I first found this to be true after site visits in Africa.  Envy sabotaged Peace Corps trainees' happiness.  Before seeing our future homes that we would be living in for the next two years, we were naive optimists excited about every little thing, every little difference, writing letters home about all the amazing differences and how we were surviving them, the heat and massive thunderstorms drumming on aluminum roofs, the squat toilets, the markets, the people, the lack of electricity and water, hand washing our clothes, taking bucket baths, eating wild porcupine.  We had no idea what to expect about our future homes.  

When asked during our site placement interviews, what kind of place do you want to live in, our lack of experience and knowledge about African villages and Peace Corps homes in those villages, made our answers meaningless.  I remember saying, "I want a place with as few mosquitoes as possible."  What else could I ask for?  a place with electricity, running water, Internet, a host family,  vegetables and fruit, a close by Peace Corps neighbor, a hut with a grass roof, a house, a city apartment, an indoor bathroom?

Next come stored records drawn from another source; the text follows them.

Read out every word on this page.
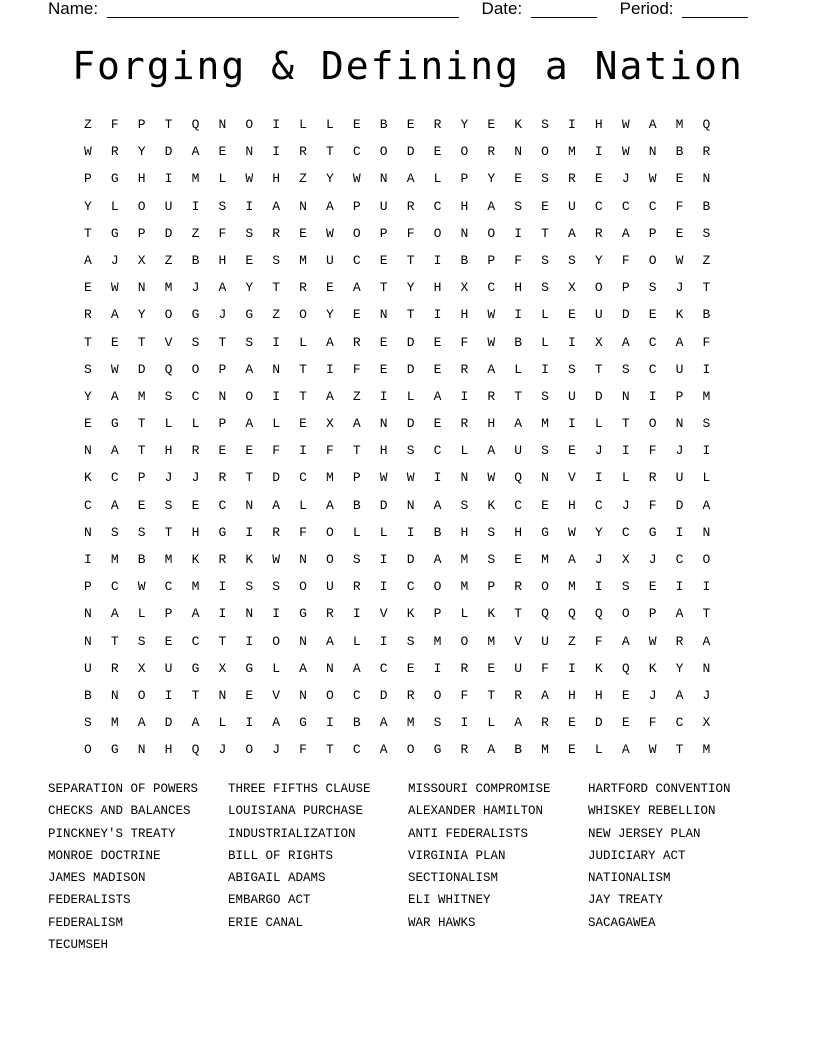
Name:	Date:	Period:
Forging & Defining a Nation
Z F P T Q N O I L L E B E R Y E K S I H W A M Q
W R Y D A E N I R T C O D E O R N O M I W N B R
P G H I M L W H Z Y W N A L P Y E S R E J W E N
Y L O U I S I A N A P U R C H A S E U C C C F B
T G P D Z F S R E W O P F O N O I T A R A P E S
A J X Z B H E S M U C E T I B P F S S Y F O W Z
E W N M J A Y T R E A T Y H X C H S X O P S J T
R A Y O G J G Z O Y E N T I H W I L E U D E K B
T E T V S T S I L A R E D E F W B L I X A C A F
S W D Q O P A N T I F E D E R A L I S T S C U I
Y A M S C N O I T A Z I L A I R T S U D N I P M
E G T L L P A L E X A N D E R H A M I L T O N S
N A T H R E E F I F T H S C L A U S E J I F J I
K C P J J R T D C M P W W I N W Q N V I L R U L
C A E S E C N A L A B D N A S K C E H C J F D A
N S S T H G I R F O L L I B H S H G W Y C G I N
I M B M K R K W N O S I D A M S E M A J X J C O
P C W C M I S S O U R I C O M P R O M I S E I I
N A L P A I N I G R I V K P L K T Q Q Q O P A T
N T S E C T I O N A L I S M O M V U Z F A W R A
U R X U G X G L A N A C E I R E U F I K Q K Y N
B N O I T N E V N O C D R O F T R A H H E J A J
S M A D A L I A G I B A M S I L A R E D E F C X
O G N H Q J O J F T C A O G R A B M E L A W T M
SEPARATION OF POWERS
CHECKS AND BALANCES
PINCKNEY'S TREATY
MONROE DOCTRINE
JAMES MADISON
FEDERALISTS
FEDERALISM
TECUMSEH
THREE FIFTHS CLAUSE
LOUISIANA PURCHASE
INDUSTRIALIZATION
BILL OF RIGHTS
ABIGAIL ADAMS
EMBARGO ACT
ERIE CANAL
MISSOURI COMPROMISE
ALEXANDER HAMILTON
ANTI FEDERALISTS
VIRGINIA PLAN
SECTIONALISM
ELI WHITNEY
WAR HAWKS
HARTFORD CONVENTION
WHISKEY REBELLION
NEW JERSEY PLAN
JUDICIARY ACT
NATIONALISM
JAY TREATY
SACAGAWEA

After site visits, trainees returned to the training site excited and ready to describe their new homes in great detail.  This is when a shift happened in the overall mood of the group.  A few people started feeling envious.... What?  You have a tiled bathroom, 20 couches, and 10 empty rooms in a mansion?  Really?  You have electricity?  I didn't even know that was a possibility.  What?  You have a western toilet?  Serious?  Woah!!  You have an internet bar in your city?  Hmm... I've got bats and poop covering the floors of my house.  My walls are dirty and horrible.  My village only has onions.  I have no latrine.  I have to walk a kilometer down a hill to fetch water to carry back up the hill to my house.  

The envious few turned the initial optimism of the group into complaint sessions and no longer was there an overall positive mood anymore.  Instead things became more stressful and people started thinking about going back home to the USA.  For a few, happiness was replaced by envy through comparing what they had to what others had.  

How do we prevent envy from entering our lives?  For some reason, I just don't care what others have, find that what I do have is great and often wish I had even less; however, envy doesn't always enter the picture though materialism.  There are other ways envy can rear its ugly head like when you start comparing your personality and looks to others, or when you are single and start comparing yourself to so many happy couples.  For me, I stop envy by trying my best to stop comparing with a judgement of better or worse.  I look around me and just say "Wow.  They're different.  They have different things, have different personalities and talents, and different lives.  Cool.  Neato."